The most fundamental and necessary file is the dataframe containing all the available pairs In_data/{myparams.In_file}. Then in order to start the iterative procedure some initial observations are required. These can either be pretraining sets in MLmodel/{myparams.pretraining_classifier} and MLmodel/{myparams.pretraining_predictor} or alternatively some calculations of pairs contained in In_data/{myparams.In_file} that must be stored in exact_calculations/{In_file_label}/{myparams.calculations_classifier} and exact_calculations/{In_file_label}/{myparams.calculations_classifier}.
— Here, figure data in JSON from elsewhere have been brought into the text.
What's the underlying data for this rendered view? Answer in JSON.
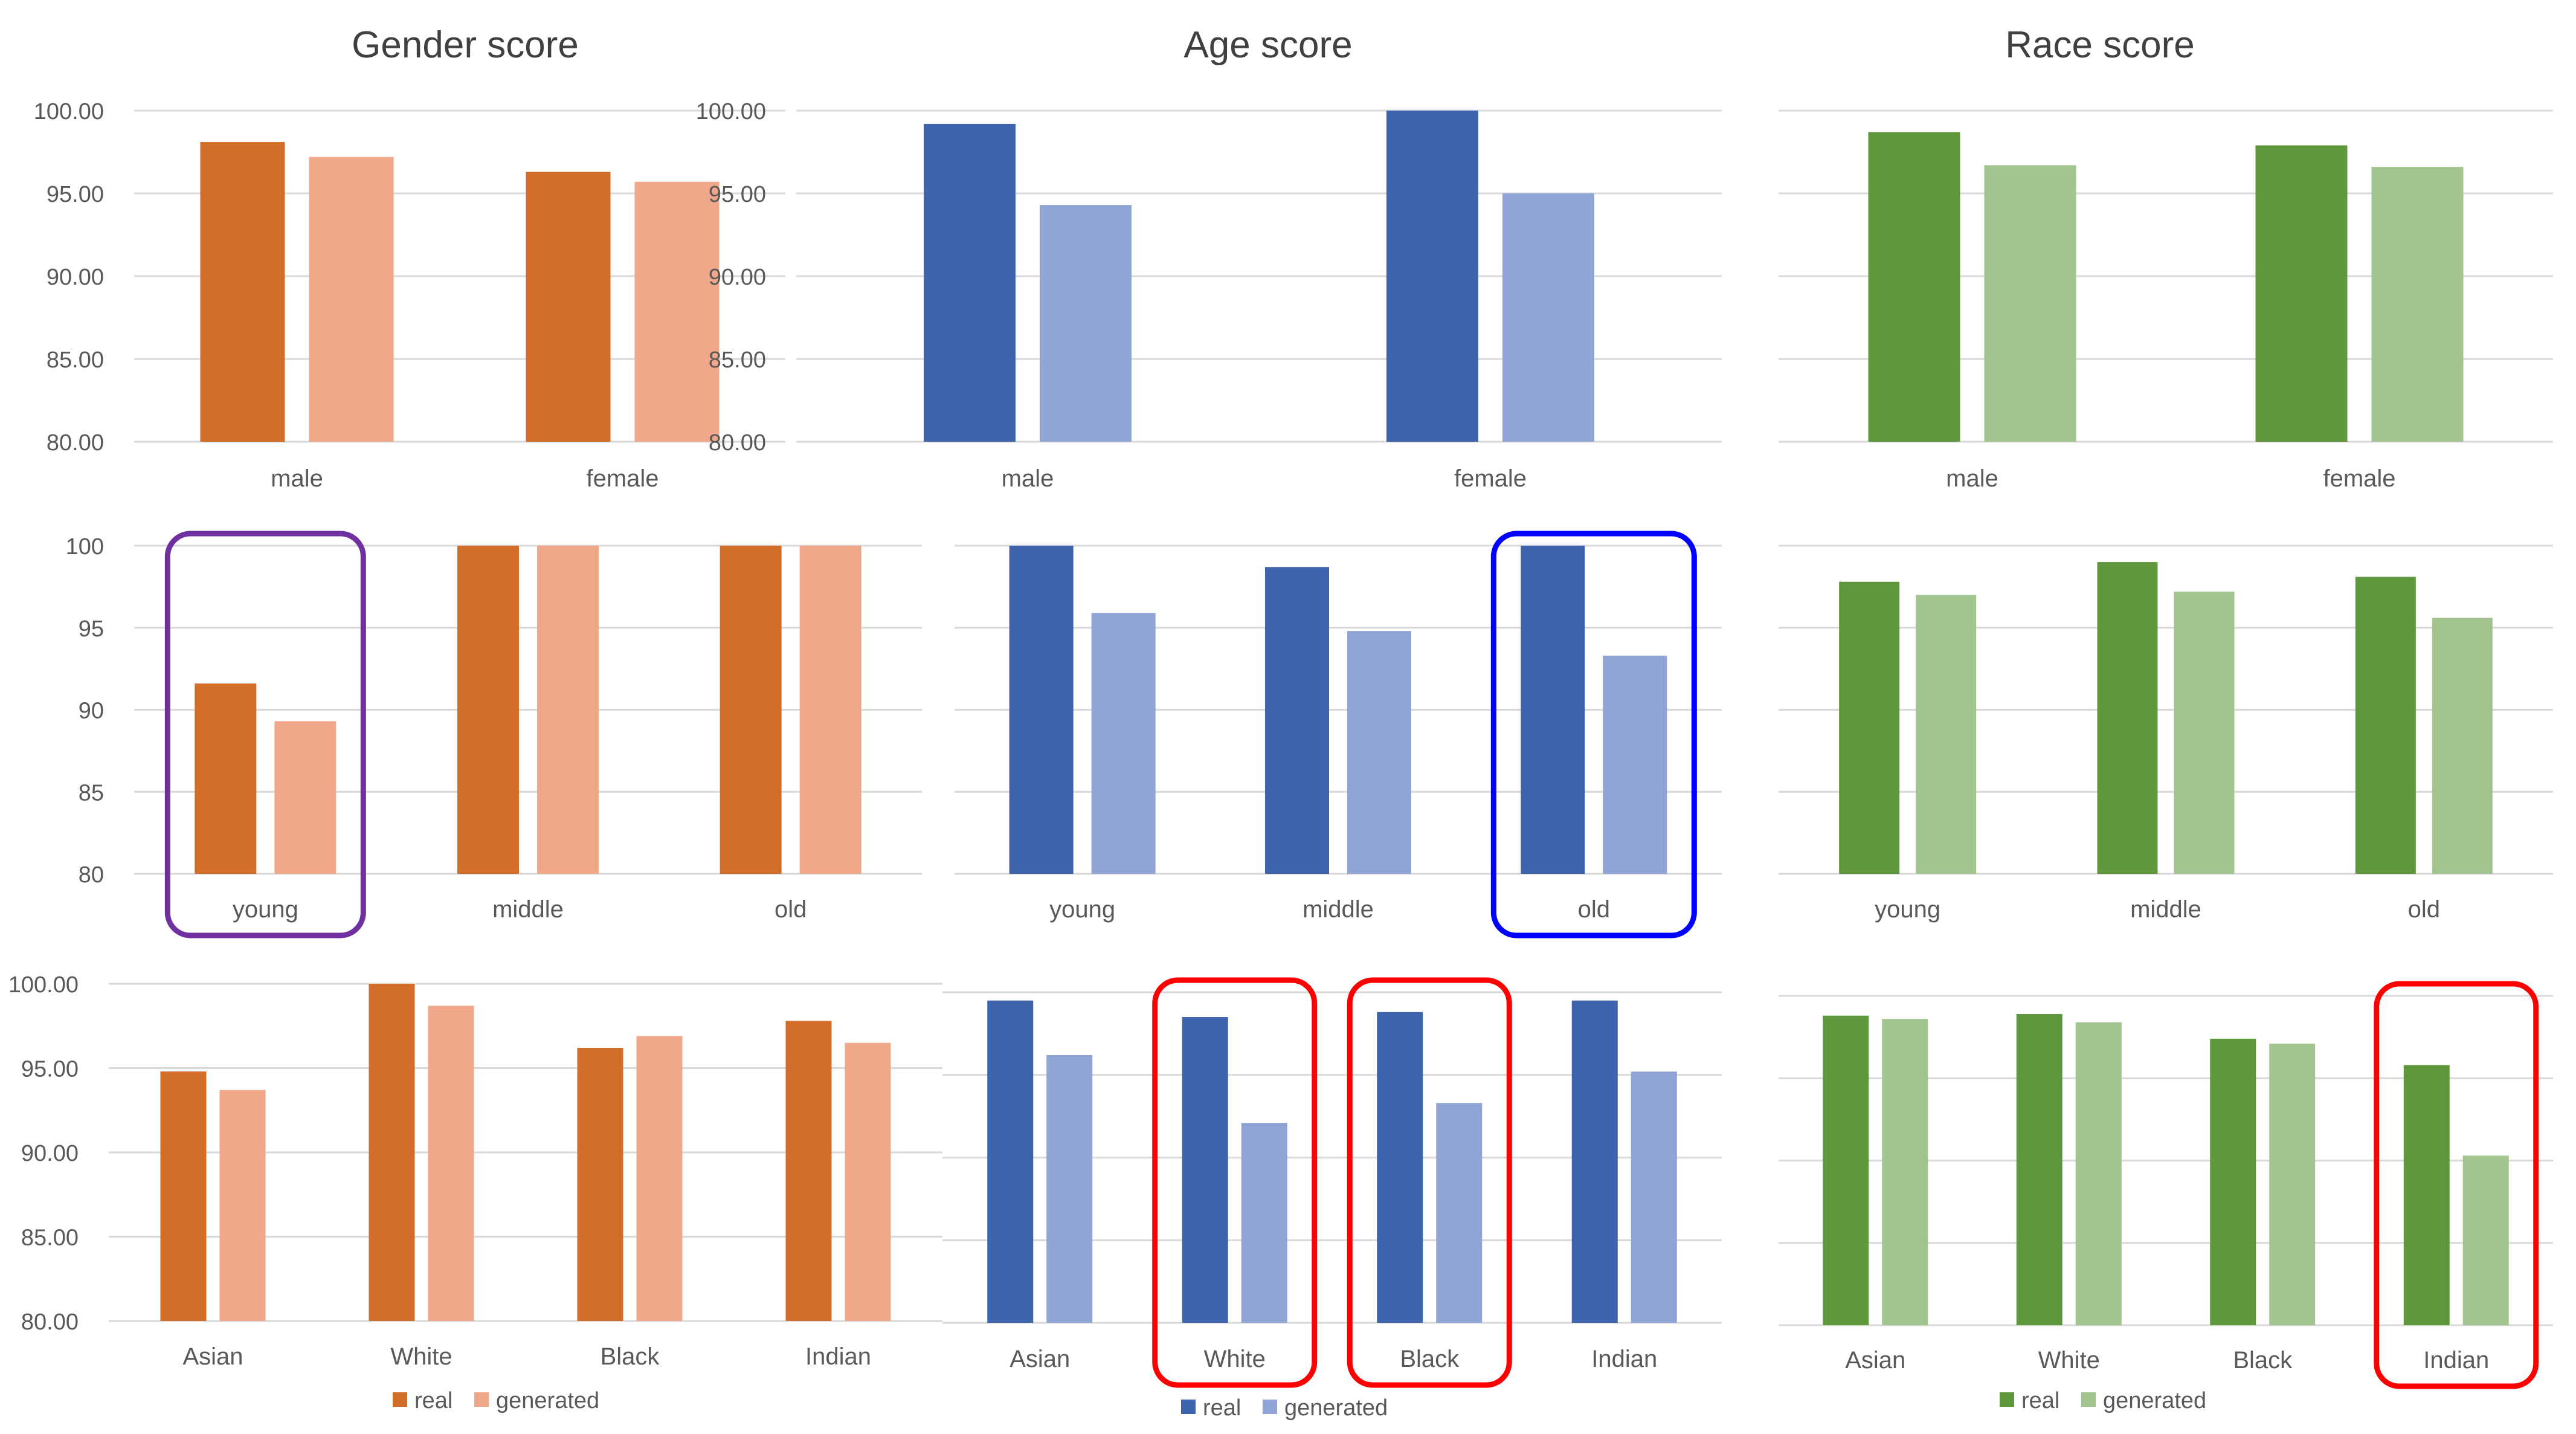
{
  "colors": {
    "gender_real": "#D26E2A",
    "gender_generated": "#F0A78A",
    "age_real": "#3D64AD",
    "age_generated": "#90A4D5",
    "race_real": "#5F983C",
    "race_generated": "#A2C48E",
    "grid": "#D9D9D9",
    "text": "#595959",
    "title": "#404040",
    "box_purple": "#7030A0",
    "box_blue": "#0000FF",
    "box_red": "#FF0000"
  },
  "column_titles": [
    "Gender score",
    "Age score",
    "Race score"
  ],
  "legend": {
    "real": "real",
    "generated": "generated"
  },
  "chart_data": [
    {
      "type": "bar",
      "panel": "gender-by-gender",
      "title": "Gender score",
      "categories": [
        "male",
        "female"
      ],
      "series": [
        {
          "name": "real",
          "values": [
            98.1,
            96.3
          ]
        },
        {
          "name": "generated",
          "values": [
            97.2,
            95.7
          ]
        }
      ],
      "ylim": [
        80,
        100
      ],
      "yticks": [
        "80.00",
        "85.00",
        "90.00",
        "95.00",
        "100.00"
      ],
      "grid": true,
      "highlight": []
    },
    {
      "type": "bar",
      "panel": "age-by-gender",
      "title": "Age score",
      "categories": [
        "male",
        "female"
      ],
      "series": [
        {
          "name": "real",
          "values": [
            99.2,
            100.0
          ]
        },
        {
          "name": "generated",
          "values": [
            94.3,
            95.0
          ]
        }
      ],
      "ylim": [
        80,
        100
      ],
      "yticks": [
        "80.00",
        "85.00",
        "90.00",
        "95.00",
        "100.00"
      ],
      "grid": true,
      "highlight": []
    },
    {
      "type": "bar",
      "panel": "race-by-gender",
      "title": "Race score",
      "categories": [
        "male",
        "female"
      ],
      "series": [
        {
          "name": "real",
          "values": [
            98.7,
            97.9
          ]
        },
        {
          "name": "generated",
          "values": [
            96.7,
            96.6
          ]
        }
      ],
      "ylim": [
        80,
        100
      ],
      "yticks": [],
      "grid": true,
      "highlight": []
    },
    {
      "type": "bar",
      "panel": "gender-by-age",
      "categories": [
        "young",
        "middle",
        "old"
      ],
      "series": [
        {
          "name": "real",
          "values": [
            91.6,
            100,
            100
          ]
        },
        {
          "name": "generated",
          "values": [
            89.3,
            100,
            100
          ]
        }
      ],
      "ylim": [
        80,
        100
      ],
      "yticks": [
        "80",
        "85",
        "90",
        "95",
        "100"
      ],
      "grid": true,
      "highlight": [
        {
          "index": 0,
          "color": "purple"
        }
      ]
    },
    {
      "type": "bar",
      "panel": "age-by-age",
      "categories": [
        "young",
        "middle",
        "old"
      ],
      "series": [
        {
          "name": "real",
          "values": [
            100,
            98.7,
            100
          ]
        },
        {
          "name": "generated",
          "values": [
            95.9,
            94.8,
            93.3
          ]
        }
      ],
      "ylim": [
        80,
        100
      ],
      "yticks": [],
      "grid": true,
      "highlight": [
        {
          "index": 2,
          "color": "blue"
        }
      ]
    },
    {
      "type": "bar",
      "panel": "race-by-age",
      "categories": [
        "young",
        "middle",
        "old"
      ],
      "series": [
        {
          "name": "real",
          "values": [
            97.8,
            99.0,
            98.1
          ]
        },
        {
          "name": "generated",
          "values": [
            97.0,
            97.2,
            95.6
          ]
        }
      ],
      "ylim": [
        80,
        100
      ],
      "yticks": [],
      "grid": true,
      "highlight": []
    },
    {
      "type": "bar",
      "panel": "gender-by-race",
      "categories": [
        "Asian",
        "White",
        "Black",
        "Indian"
      ],
      "series": [
        {
          "name": "real",
          "values": [
            94.8,
            100.0,
            96.2,
            97.8
          ]
        },
        {
          "name": "generated",
          "values": [
            93.7,
            98.7,
            96.9,
            96.5
          ]
        }
      ],
      "ylim": [
        80,
        100
      ],
      "yticks": [
        "80.00",
        "85.00",
        "90.00",
        "95.00",
        "100.00"
      ],
      "grid": true,
      "highlight": []
    },
    {
      "type": "bar",
      "panel": "age-by-race",
      "categories": [
        "Asian",
        "White",
        "Black",
        "Indian"
      ],
      "series": [
        {
          "name": "real",
          "values": [
            99.5,
            98.5,
            98.8,
            99.5
          ]
        },
        {
          "name": "generated",
          "values": [
            96.2,
            92.1,
            93.3,
            95.2
          ]
        }
      ],
      "ylim": [
        80,
        100
      ],
      "yticks": [],
      "grid": true,
      "highlight": [
        {
          "index": 1,
          "color": "red"
        },
        {
          "index": 2,
          "color": "red"
        }
      ]
    },
    {
      "type": "bar",
      "panel": "race-by-race",
      "categories": [
        "Asian",
        "White",
        "Black",
        "Indian"
      ],
      "series": [
        {
          "name": "real",
          "values": [
            98.8,
            98.9,
            97.4,
            95.8
          ]
        },
        {
          "name": "generated",
          "values": [
            98.6,
            98.4,
            97.1,
            90.3
          ]
        }
      ],
      "ylim": [
        80,
        100
      ],
      "yticks": [],
      "grid": true,
      "highlight": [
        {
          "index": 3,
          "color": "red"
        }
      ]
    }
  ]
}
After this, it is possible to run the first full iteration consisting of step[1-4].py. Finally, this will produce the output file output_ML/predicted_{In_file_label}_newpairs.csv that contains the predicted target_feature for all the available pairs:

conf i j target_feature
... ... ... ...

the dataframe contains only the pairs for which the exact calculation is not available and it is sorted based on the value of target_feature.

The final step of the iteration consists in calculating the exact value of target_feature for the best $K_i$ pairs, which corresponds to the first $K_i$ lines of output_ML/predicted_{In_file_label}_newpairs.csv if the target is a low value of target_feature. You can reiterate this procedure as many times as you want and add new input pairs at any iteration.
In the paper, I discuss some criteria to decide the value of $K_0$, the number of iterations and the stopping criterion.


Reproduce TLS results

In order to reproduce the TLS result, I have provided the following Zenodo directory. This directory contains the dataframes QS_T{0062,007,0092}.feather corresponding to the pairs that have been used for the TLS analysis with all their relevant features, at the three temperatures. In combination with the exact_calculations/*/*.csv containing the results of the NEB calculations (provided in this repository), the TLS data can be processed using the pipeline discussed above to reproduce all the findings reported in the paper.

Finally, in the directory TLS_pairs_Khomenko_et_al_2020 I report the data corresponding to the smaller set of TLS pairs identified in Khomenko et al. PRL 124.22 (2020): 225901.